Another way to reduce overuse of antibiotics is to improve diagnosis. This will help in speedy identification of diseases and rational prescription. The existing disc diffusion method, which studies the growth of bacteria in the presence of antibiotics is a long drawn process. “It is also heavily dependent on the expertise of the technician,” says B R Das, head of research and development department at Super Religare Laboratories in Mumbai. “Since the technique takes many days, a patient cannot be left without treatment, especially if he is very sick,” says Das. It is at these times that incorrect antibiotics are administered. Laboratories are now moving towards improved technologies to determine susceptibility of a bacterial strain. They measure the Minimum Inhibitory Concentration—the lowest possible concentration of an antibiotic—required to knock out bacteria. But it is expensive and out of reach of the poor. Introduction of rapid test methods is the need of the hour.

What future holds

Pharmaceutical companies have stopped researching on new antibiotics. This is why there are very few new antibiotics to look forward to, says Otto Cars, chairperson of ReAct, a network of scientists, researchers and clinicians working to find ways to reduce antibiotic resistance. Last year, GlaxoSmithKline designed an antibiotic similar to quinolones in structure. It uses a novel mechanism to block enzyme needed by the bacteria to reproduce. However, it will take years for the antibiotic to reach the market.
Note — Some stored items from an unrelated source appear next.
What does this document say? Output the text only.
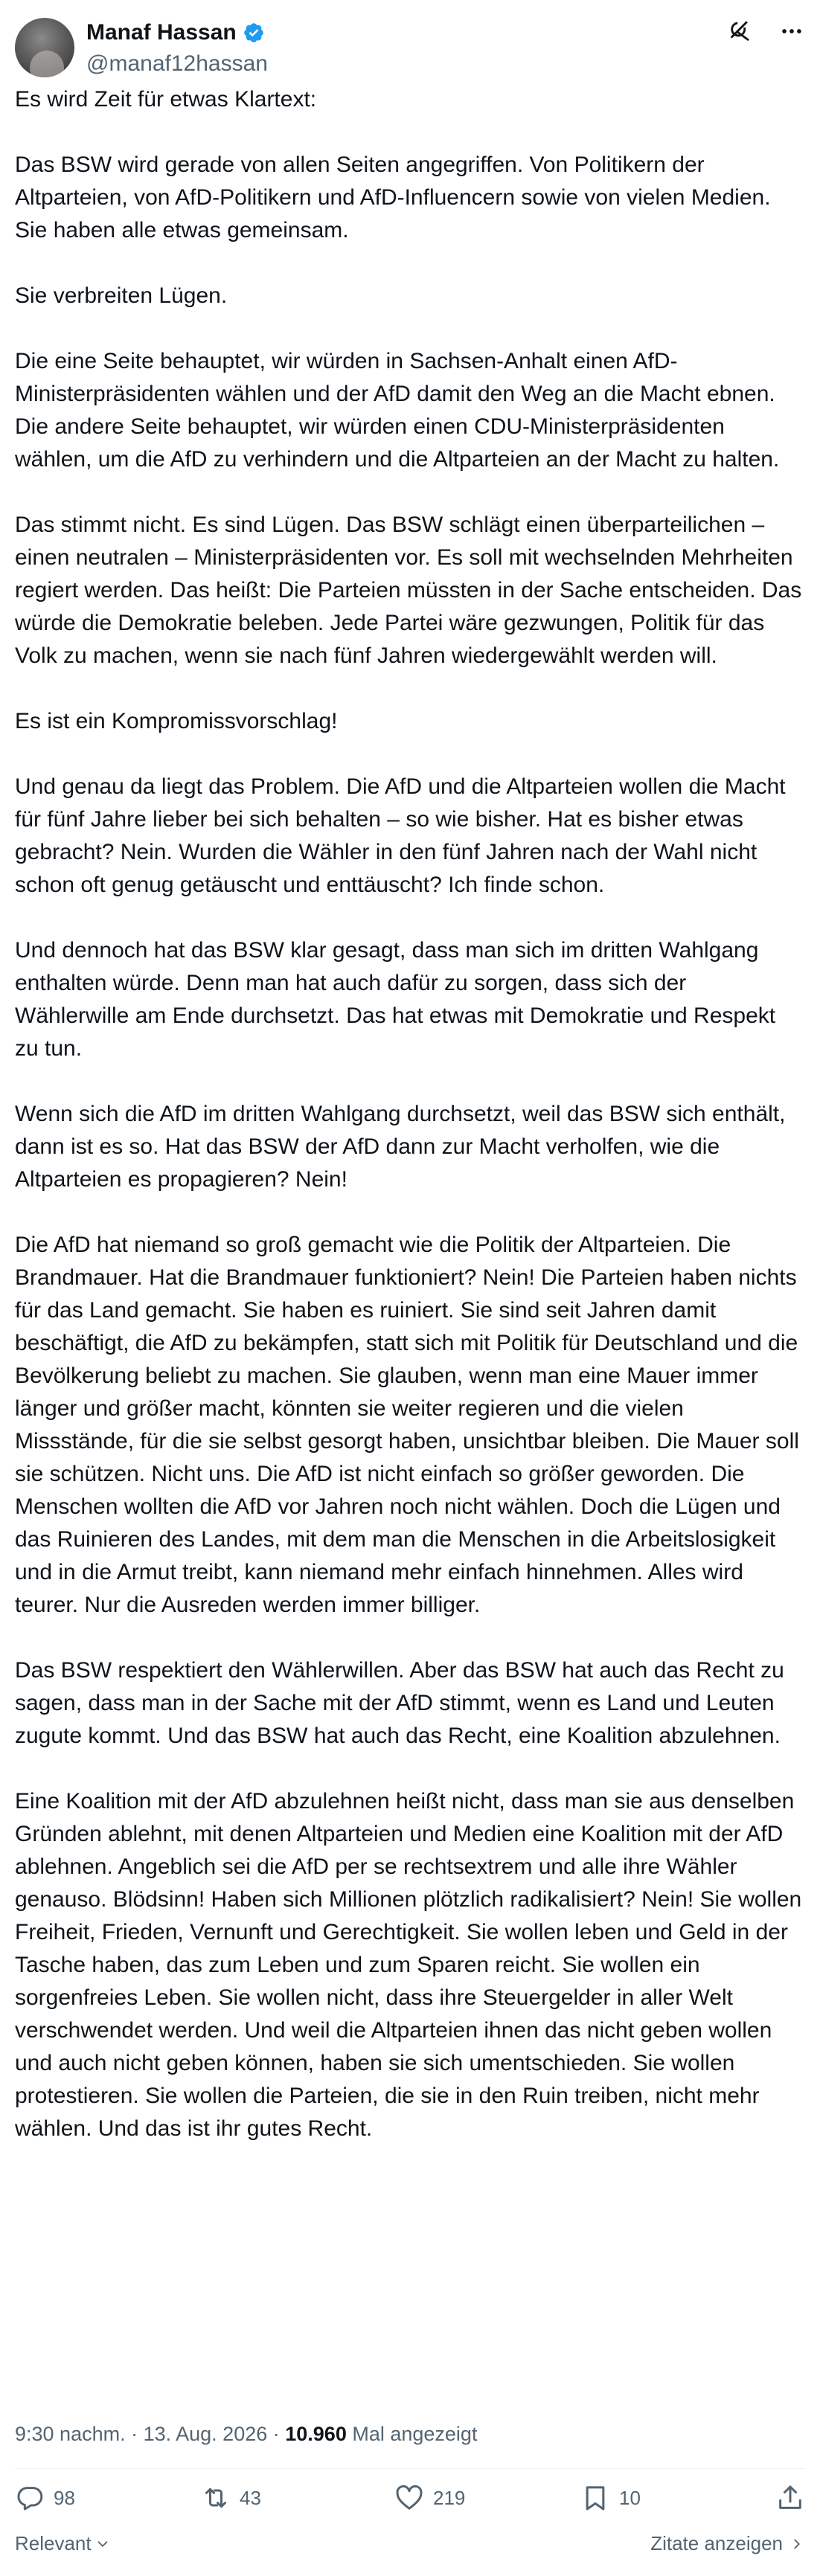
Manaf Hassan
@manaf12hassan

Es wird Zeit für etwas Klartext:

Das BSW wird gerade von allen Seiten angegriffen. Von Politikern der Altparteien, von AfD-Politikern und AfD-Influencern sowie von vielen Medien. Sie haben alle etwas gemeinsam.

Sie verbreiten Lügen.

Die eine Seite behauptet, wir würden in Sachsen-Anhalt einen AfD-Ministerpräsidenten wählen und der AfD damit den Weg an die Macht ebnen. Die andere Seite behauptet, wir würden einen CDU-Ministerpräsidenten wählen, um die AfD zu verhindern und die Altparteien an der Macht zu halten.

Das stimmt nicht. Es sind Lügen. Das BSW schlägt einen überparteilichen – einen neutralen – Ministerpräsidenten vor. Es soll mit wechselnden Mehrheiten regiert werden. Das heißt: Die Parteien müssten in der Sache entscheiden. Das würde die Demokratie beleben. Jede Partei wäre gezwungen, Politik für das Volk zu machen, wenn sie nach fünf Jahren wiedergewählt werden will.

Es ist ein Kompromissvorschlag!

Und genau da liegt das Problem. Die AfD und die Altparteien wollen die Macht für fünf Jahre lieber bei sich behalten – so wie bisher. Hat es bisher etwas gebracht? Nein. Wurden die Wähler in den fünf Jahren nach der Wahl nicht schon oft genug getäuscht und enttäuscht? Ich finde schon.

Und dennoch hat das BSW klar gesagt, dass man sich im dritten Wahlgang enthalten würde. Denn man hat auch dafür zu sorgen, dass sich der Wählerwille am Ende durchsetzt. Das hat etwas mit Demokratie und Respekt zu tun.

Wenn sich die AfD im dritten Wahlgang durchsetzt, weil das BSW sich enthält, dann ist es so. Hat das BSW der AfD dann zur Macht verholfen, wie die Altparteien es propagieren? Nein!

Die AfD hat niemand so groß gemacht wie die Politik der Altparteien. Die Brandmauer. Hat die Brandmauer funktioniert? Nein! Die Parteien haben nichts für das Land gemacht. Sie haben es ruiniert. Sie sind seit Jahren damit beschäftigt, die AfD zu bekämpfen, statt sich mit Politik für Deutschland und die Bevölkerung beliebt zu machen. Sie glauben, wenn man eine Mauer immer länger und größer macht, könnten sie weiter regieren und die vielen Missstände, für die sie selbst gesorgt haben, unsichtbar bleiben. Die Mauer soll sie schützen. Nicht uns. Die AfD ist nicht einfach so größer geworden. Die Menschen wollten die AfD vor Jahren noch nicht wählen. Doch die Lügen und das Ruinieren des Landes, mit dem man die Menschen in die Arbeitslosigkeit und in die Armut treibt, kann niemand mehr einfach hinnehmen. Alles wird teurer. Nur die Ausreden werden immer billiger.

Das BSW respektiert den Wählerwillen. Aber das BSW hat auch das Recht zu sagen, dass man in der Sache mit der AfD stimmt, wenn es Land und Leuten zugute kommt. Und das BSW hat auch das Recht, eine Koalition abzulehnen.

Eine Koalition mit der AfD abzulehnen heißt nicht, dass man sie aus denselben Gründen ablehnt, mit denen Altparteien und Medien eine Koalition mit der AfD ablehnen. Angeblich sei die AfD per se rechtsextrem und alle ihre Wähler genauso. Blödsinn! Haben sich Millionen plötzlich radikalisiert? Nein! Sie wollen Freiheit, Frieden, Vernunft und Gerechtigkeit. Sie wollen leben und Geld in der Tasche haben, das zum Leben und zum Sparen reicht. Sie wollen ein sorgenfreies Leben. Sie wollen nicht, dass ihre Steuergelder in aller Welt verschwendet werden. Und weil die Altparteien ihnen das nicht geben wollen und auch nicht geben können, haben sie sich umentschieden. Sie wollen protestieren. Sie wollen die Parteien, die sie in den Ruin treiben, nicht mehr wählen. Und das ist ihr gutes Recht.

9:30 nachm. · 13. Aug. 2026 · 10.960 Mal angezeigt
98	43	219	10
Relevant	Zitate anzeigen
At present, only two recently approved antibiotics—ceftaroline and telavancin—show promise to some extent, says Gerald A Capraro, medical director at Louisiana State University Health Sciences Center in the US. Ceftaroline belongs to fifth generation of cephalosporin class of antibiotics. It has been found effective in treating community-acquired pneumonia and some skin infections. Telavancin also treats some skin infections. “Neither attacks novel bacterial targets. They attack the cell wall synthesis pathway in a slightly more effective fashion,” Capraro explains.

In absence of new molecules, industry has also started experimenting with snuffs and ointments from the existing molecules.
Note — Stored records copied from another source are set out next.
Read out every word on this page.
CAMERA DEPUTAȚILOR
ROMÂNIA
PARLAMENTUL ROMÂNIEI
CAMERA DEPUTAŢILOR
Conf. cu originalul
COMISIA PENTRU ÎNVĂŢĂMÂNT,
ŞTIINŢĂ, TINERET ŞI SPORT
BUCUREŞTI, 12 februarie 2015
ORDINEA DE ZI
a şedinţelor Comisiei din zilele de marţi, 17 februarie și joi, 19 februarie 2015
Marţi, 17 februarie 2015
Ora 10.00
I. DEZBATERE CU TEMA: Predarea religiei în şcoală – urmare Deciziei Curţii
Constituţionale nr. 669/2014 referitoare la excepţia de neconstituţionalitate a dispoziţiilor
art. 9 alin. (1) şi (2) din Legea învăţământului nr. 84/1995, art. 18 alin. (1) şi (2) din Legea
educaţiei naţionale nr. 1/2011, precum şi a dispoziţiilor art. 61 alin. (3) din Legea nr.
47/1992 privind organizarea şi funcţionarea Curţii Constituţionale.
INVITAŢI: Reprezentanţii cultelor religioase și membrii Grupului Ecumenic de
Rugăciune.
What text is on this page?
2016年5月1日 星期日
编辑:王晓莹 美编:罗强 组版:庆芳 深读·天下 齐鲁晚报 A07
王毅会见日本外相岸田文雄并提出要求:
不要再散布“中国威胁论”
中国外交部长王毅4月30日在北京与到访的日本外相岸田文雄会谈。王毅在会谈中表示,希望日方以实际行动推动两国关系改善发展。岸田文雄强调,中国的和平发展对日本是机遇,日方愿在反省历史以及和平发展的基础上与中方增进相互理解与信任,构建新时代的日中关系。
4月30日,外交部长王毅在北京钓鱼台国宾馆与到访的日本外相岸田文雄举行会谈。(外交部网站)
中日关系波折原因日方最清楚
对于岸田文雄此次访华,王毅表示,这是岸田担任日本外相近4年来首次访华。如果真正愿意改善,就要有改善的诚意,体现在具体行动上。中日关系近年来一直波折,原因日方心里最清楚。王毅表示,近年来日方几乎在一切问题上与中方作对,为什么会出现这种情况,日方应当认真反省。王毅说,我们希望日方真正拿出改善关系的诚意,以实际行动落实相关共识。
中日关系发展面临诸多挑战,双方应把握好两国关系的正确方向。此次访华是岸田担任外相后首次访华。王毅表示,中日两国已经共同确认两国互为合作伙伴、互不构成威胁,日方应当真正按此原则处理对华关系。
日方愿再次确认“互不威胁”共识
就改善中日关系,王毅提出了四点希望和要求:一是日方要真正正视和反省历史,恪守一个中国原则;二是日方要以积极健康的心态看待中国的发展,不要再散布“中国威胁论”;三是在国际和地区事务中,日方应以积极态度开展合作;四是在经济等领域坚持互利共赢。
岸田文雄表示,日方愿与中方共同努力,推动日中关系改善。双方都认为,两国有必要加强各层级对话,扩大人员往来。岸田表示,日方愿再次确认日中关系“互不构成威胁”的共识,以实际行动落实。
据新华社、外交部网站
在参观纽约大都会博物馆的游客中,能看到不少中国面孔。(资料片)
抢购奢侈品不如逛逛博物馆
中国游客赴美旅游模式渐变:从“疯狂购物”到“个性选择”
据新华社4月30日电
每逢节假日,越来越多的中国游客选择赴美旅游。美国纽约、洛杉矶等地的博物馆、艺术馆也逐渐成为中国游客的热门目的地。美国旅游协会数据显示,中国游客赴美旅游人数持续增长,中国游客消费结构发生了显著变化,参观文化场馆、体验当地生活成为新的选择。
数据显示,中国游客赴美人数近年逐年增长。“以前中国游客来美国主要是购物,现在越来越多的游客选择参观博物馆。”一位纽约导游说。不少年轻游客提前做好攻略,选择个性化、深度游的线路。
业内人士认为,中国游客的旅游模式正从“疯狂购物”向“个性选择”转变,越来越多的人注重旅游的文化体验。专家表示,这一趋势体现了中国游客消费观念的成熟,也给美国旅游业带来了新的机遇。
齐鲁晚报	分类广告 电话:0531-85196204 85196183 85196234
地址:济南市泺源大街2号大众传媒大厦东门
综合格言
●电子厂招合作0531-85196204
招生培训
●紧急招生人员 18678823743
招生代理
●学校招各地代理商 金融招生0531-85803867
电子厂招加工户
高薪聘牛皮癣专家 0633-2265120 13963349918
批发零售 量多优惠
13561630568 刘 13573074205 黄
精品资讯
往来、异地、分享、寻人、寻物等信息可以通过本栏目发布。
Pharmaceutical companies are losing interest in developing antibiotics because of poor investment returns. “In the US, the regulatory environment has had a chilling effect on new discovery and development,” says Brad Spellberg, associate professor at the University of California, Los Angeles. With the US Food and Drug Administration (FDA) approving very few drugs in the recent years, companies prefer not to develop them. Data with the Infectious Diseases Society of America indicates that FDA approved only seven drugs between 2002 and 2011.

One way to promote research would be to hand over manufacture and sale of drugs to the government after it is discovered, says Raman Sardana, secretary, Hospital Infection Society India. “This will check aggressive promotion of drugs by pharma companies. Government can compensate them for research,” he says. But such methods adopted in the past have failed to promote research on drugs for neglected diseases like kala azar, malaria and tuberculosis.

Eighty per cent of problem of overuse of antibiotics can be taken care of by efforts towards their rational use, say doctors. A model was set in Gadchiroli, says Bang. “We have been using co-trimoxazole for the past 30 years to treat neonatal pneumonia in Gadchiroli without drug resistance.”